Côté boissons chaudes, le cacao a beaucoup de succès, et pas seulement chez les enfants, tout comme cet étrange lait rose au parfum de fraise particulièrement artificiel.
Avec les churros, ces longs bâtonnets de pâte frits, on sert un chocolat chaud tellement épais qu'il en devient presque imbuvable tel quel - juste ce qu'il faut pour bien y tremper les churros.

Photo : Les churros au chocolat chaud sont la seule alternative sucrée digne de ce nom dans l'univers du petit-déjeuner espagnol.
Pour qui le petit-déjeuner espagnol n'est-il pas fait ?

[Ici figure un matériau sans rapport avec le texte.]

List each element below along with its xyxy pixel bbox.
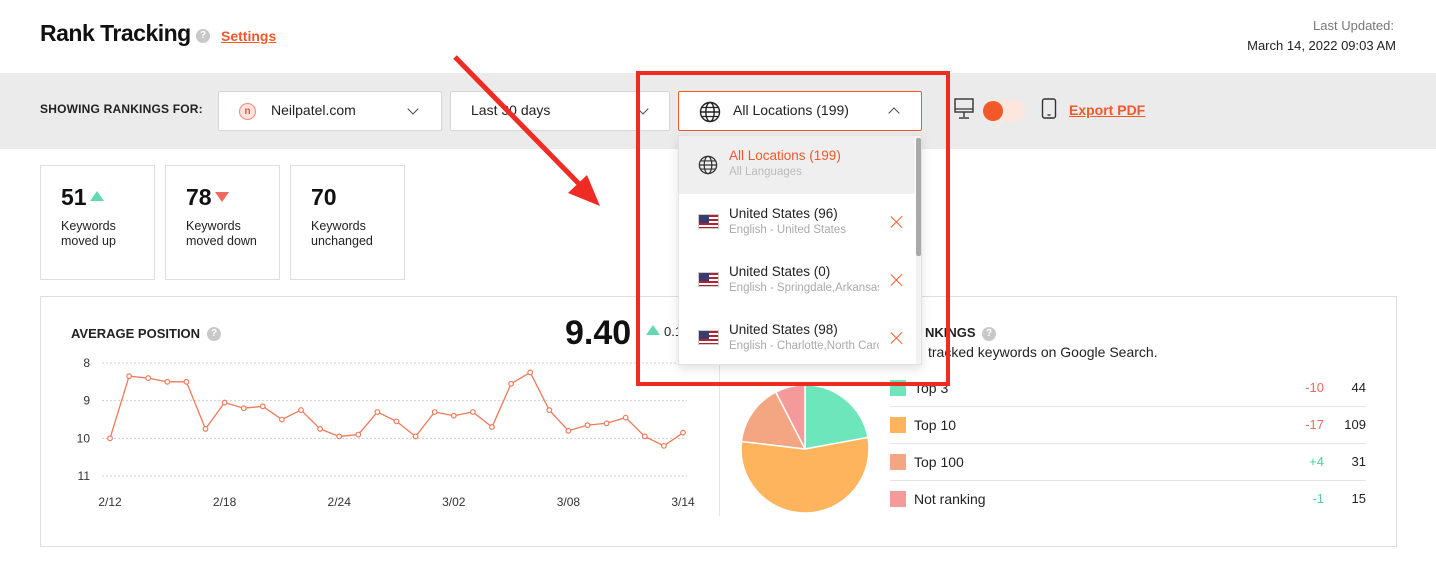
last-updated-label: Last Updated:: [1313, 18, 1394, 33]
stat-card-moved-down: 78 Keywords moved down: [165, 165, 280, 280]
legend-row-not-ranking: Not ranking -1 15: [890, 481, 1366, 518]
data-point: [221, 399, 228, 406]
device-toggle[interactable]: [983, 100, 1025, 122]
site-select-value: Neilpatel.com: [271, 102, 356, 118]
legend-count: 15: [1351, 491, 1366, 506]
y-tick-label: 11: [78, 469, 91, 483]
data-point: [641, 433, 648, 440]
toggle-knob: [983, 101, 1003, 121]
data-point: [107, 435, 113, 442]
legend-change: -10: [1305, 380, 1324, 395]
legend-change: +4: [1309, 454, 1324, 469]
x-tick-label: 3/08: [557, 495, 581, 509]
export-pdf-link[interactable]: Export PDF: [1069, 102, 1145, 118]
data-point: [412, 433, 419, 440]
data-point: [240, 405, 247, 412]
stat-label: Keywords: [186, 219, 241, 233]
x-tick-label: 3/14: [671, 495, 695, 509]
desktop-icon[interactable]: [954, 98, 974, 120]
data-point: [164, 378, 171, 385]
y-tick-label: 8: [83, 356, 90, 370]
data-point: [680, 429, 686, 436]
date-range-value: Last 30 days: [471, 102, 551, 118]
stat-value: 51: [61, 184, 87, 210]
data-point: [336, 433, 343, 440]
data-point: [431, 409, 438, 415]
page-title: Rank Tracking: [40, 20, 191, 46]
x-tick-label: 2/12: [98, 495, 122, 509]
data-point: [584, 422, 591, 429]
legend-label: Not ranking: [914, 491, 986, 507]
data-point: [145, 375, 152, 381]
data-point: [622, 414, 629, 421]
data-point: [202, 426, 209, 432]
trend-down-icon: [214, 192, 229, 202]
data-point: [603, 420, 610, 427]
data-point: [393, 418, 400, 425]
stat-label: moved up: [61, 234, 116, 248]
data-point: [527, 369, 534, 376]
stat-value: 70: [311, 184, 337, 210]
stat-card-unchanged: 70 Keywords unchanged: [290, 165, 405, 280]
annotation-highlight-box: [636, 71, 950, 386]
settings-link[interactable]: Settings: [221, 28, 276, 44]
stat-label: moved down: [186, 234, 257, 248]
data-point: [298, 407, 304, 413]
legend-swatch: [890, 491, 906, 507]
legend-row-top-10: Top 10 -17 109: [890, 407, 1366, 444]
legend-row-top-100: Top 100 +4 31: [890, 444, 1366, 481]
stat-value: 78: [186, 184, 212, 210]
data-point: [565, 427, 572, 434]
average-position-line-chart: 8 9 10 11 2/12 2/18 2/24 3/02 3/08 3/14: [77, 356, 695, 509]
data-point: [355, 431, 362, 438]
help-icon[interactable]: ?: [207, 327, 221, 341]
data-point: [278, 416, 285, 423]
legend-change: -17: [1305, 417, 1324, 432]
chevron-down-icon: [407, 103, 419, 115]
legend-count: 31: [1351, 454, 1366, 469]
data-point: [470, 409, 476, 415]
help-icon[interactable]: ?: [982, 327, 996, 341]
y-tick-label: 9: [83, 394, 90, 408]
legend-label: Top 10: [914, 417, 957, 433]
data-point: [317, 426, 324, 432]
data-point: [183, 378, 190, 385]
trend-up-icon: [89, 191, 104, 201]
legend-swatch: [890, 417, 906, 433]
help-icon[interactable]: ?: [196, 29, 210, 43]
legend-change: -1: [1312, 491, 1324, 506]
legend-label: Top 100: [914, 454, 964, 470]
average-position-line: [109, 371, 684, 447]
legend-count: 44: [1351, 380, 1366, 395]
stat-label: Keywords: [61, 219, 116, 233]
legend-swatch: [890, 454, 906, 470]
data-point: [126, 373, 132, 380]
site-select[interactable]: n Neilpatel.com: [218, 91, 442, 131]
data-point: [546, 407, 553, 413]
last-updated-value: March 14, 2022 09:03 AM: [1247, 38, 1396, 53]
rankings-pie-chart: [740, 385, 870, 514]
data-point: [661, 442, 667, 449]
y-tick-label: 10: [77, 431, 91, 445]
data-point: [450, 412, 457, 419]
mobile-icon[interactable]: [1041, 98, 1057, 120]
data-point: [508, 380, 515, 387]
site-logo-icon: n: [239, 103, 256, 120]
stat-card-moved-up: 51 Keywords moved up: [40, 165, 155, 280]
data-point: [374, 409, 381, 415]
x-tick-label: 3/02: [442, 495, 466, 509]
stat-label: Keywords: [311, 219, 366, 233]
average-position-value: 9.40: [565, 314, 632, 352]
legend-row-top-3: Top 3 -10 44: [890, 370, 1366, 407]
legend-count: 109: [1344, 417, 1366, 432]
stat-label: unchanged: [311, 234, 373, 248]
showing-rankings-label: SHOWING RANKINGS FOR:: [40, 102, 203, 116]
average-position-title: AVERAGE POSITION: [71, 326, 201, 341]
data-point: [489, 424, 495, 430]
x-tick-label: 2/24: [328, 495, 352, 509]
rankings-subtitle: tracked keywords on Google Search.: [928, 344, 1158, 360]
data-point: [259, 403, 266, 410]
x-tick-label: 2/18: [213, 495, 237, 509]
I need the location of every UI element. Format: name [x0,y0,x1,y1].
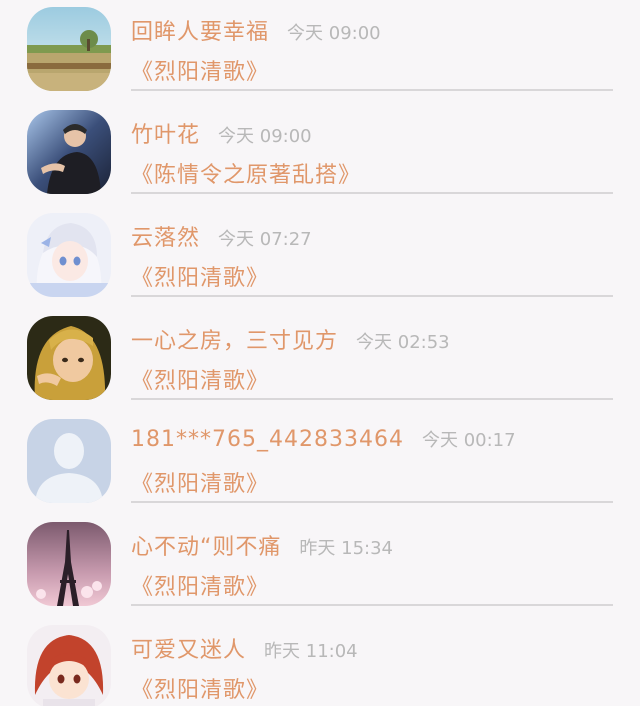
divider [131,192,613,194]
user-name[interactable]: 竹叶花 [131,117,200,149]
avatar[interactable] [27,316,111,400]
comment-row[interactable]: 回眸人要幸福 今天 09:00 《烈阳清歌》 [0,0,640,103]
user-name[interactable]: 回眸人要幸福 [131,14,269,46]
avatar-anime-white-hair-icon [27,213,111,297]
user-name[interactable]: 一心之房，三寸见方 [131,323,338,355]
user-name[interactable]: 可爱又迷人 [131,632,246,664]
timestamp: 今天 07:27 [218,229,312,250]
divider [131,398,613,400]
comment-list: 回眸人要幸福 今天 09:00 《烈阳清歌》 竹叶花 今天 09:00 《陈情令… [0,0,640,706]
avatar-landscape-icon [27,7,111,91]
timestamp: 昨天 11:04 [264,641,358,662]
work-title[interactable]: 《烈阳清歌》 [131,260,269,292]
timestamp: 今天 09:00 [287,23,381,44]
timestamp: 今天 00:17 [421,430,516,451]
avatar[interactable] [27,419,111,503]
divider [131,295,613,297]
work-title[interactable]: 《烈阳清歌》 [131,569,269,601]
timestamp: 今天 09:00 [218,126,312,147]
avatar[interactable] [27,522,111,606]
user-name[interactable]: 云落然 [131,220,200,252]
comment-row[interactable]: 一心之房，三寸见方 今天 02:53 《烈阳清歌》 [0,309,640,412]
avatar[interactable] [27,7,111,91]
user-name[interactable]: 心不动“则不痛 [131,529,281,561]
work-title[interactable]: 《烈阳清歌》 [131,466,269,498]
avatar-blonde-girl-icon [27,316,111,400]
divider [131,501,613,503]
avatar-man-night-icon [27,110,111,194]
comment-row[interactable]: 181***765_442833464 今天 00:17 《烈阳清歌》 [0,412,640,515]
avatar-default-person-icon [27,419,111,503]
work-title[interactable]: 《烈阳清歌》 [131,54,269,86]
comment-row[interactable]: 竹叶花 今天 09:00 《陈情令之原著乱搭》 [0,103,640,206]
comment-row[interactable]: 心不动“则不痛 昨天 15:34 《烈阳清歌》 [0,515,640,618]
work-title[interactable]: 《烈阳清歌》 [131,672,269,704]
avatar-anime-redhead-icon [27,625,111,706]
timestamp: 今天 02:53 [356,332,450,353]
comment-row[interactable]: 可爱又迷人 昨天 11:04 《烈阳清歌》 [0,618,640,706]
work-title[interactable]: 《烈阳清歌》 [131,363,269,395]
avatar[interactable] [27,213,111,297]
comment-row[interactable]: 云落然 今天 07:27 《烈阳清歌》 [0,206,640,309]
timestamp: 昨天 15:34 [299,538,394,559]
user-name[interactable]: 181***765_442833464 [131,427,404,452]
avatar[interactable] [27,625,111,706]
divider [131,604,613,606]
divider [131,89,613,91]
work-title[interactable]: 《陈情令之原著乱搭》 [131,157,361,189]
avatar-eiffel-tower-icon [27,522,111,606]
avatar[interactable] [27,110,111,194]
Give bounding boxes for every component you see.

Le petit-déjeuner espagnol n'est pas fait pour les snobs ni pour les hipsters. Dans les bars se croisent les groupes sociaux les plus divers, et on n'accorde aucune importance particulière à la présentation ou à la décoration. Le petit-déjeuner espagnol n'est pas non plus fait pour les amateurs de café extrêmement exigeants. En Espagne, le café est au service du petit-déjeuner : il ne devient presque jamais lui-même sujet de conversation, et on ne le surestime jamais. Le petit-déjeuner espagnol n'est pas non plus fait pour les amateurs de sucré - il repose avant tout sur des saveurs salées et intenses, complétées par une huile d'olive amère, et à part les churros au chocolat sucré, on n'y trouve rien de vraiment intéressant côté sucré. Si vous aimez les petits-déjeuners sucrés, mieux vaut pousser jusqu'au Portugal.

Photo : Un petit-déjeuner avec du jamón ibérico découpé à la main est sans doute le meilleur petit-déjeuner au monde, à moins que vous ne préfériez un yaourt au granola.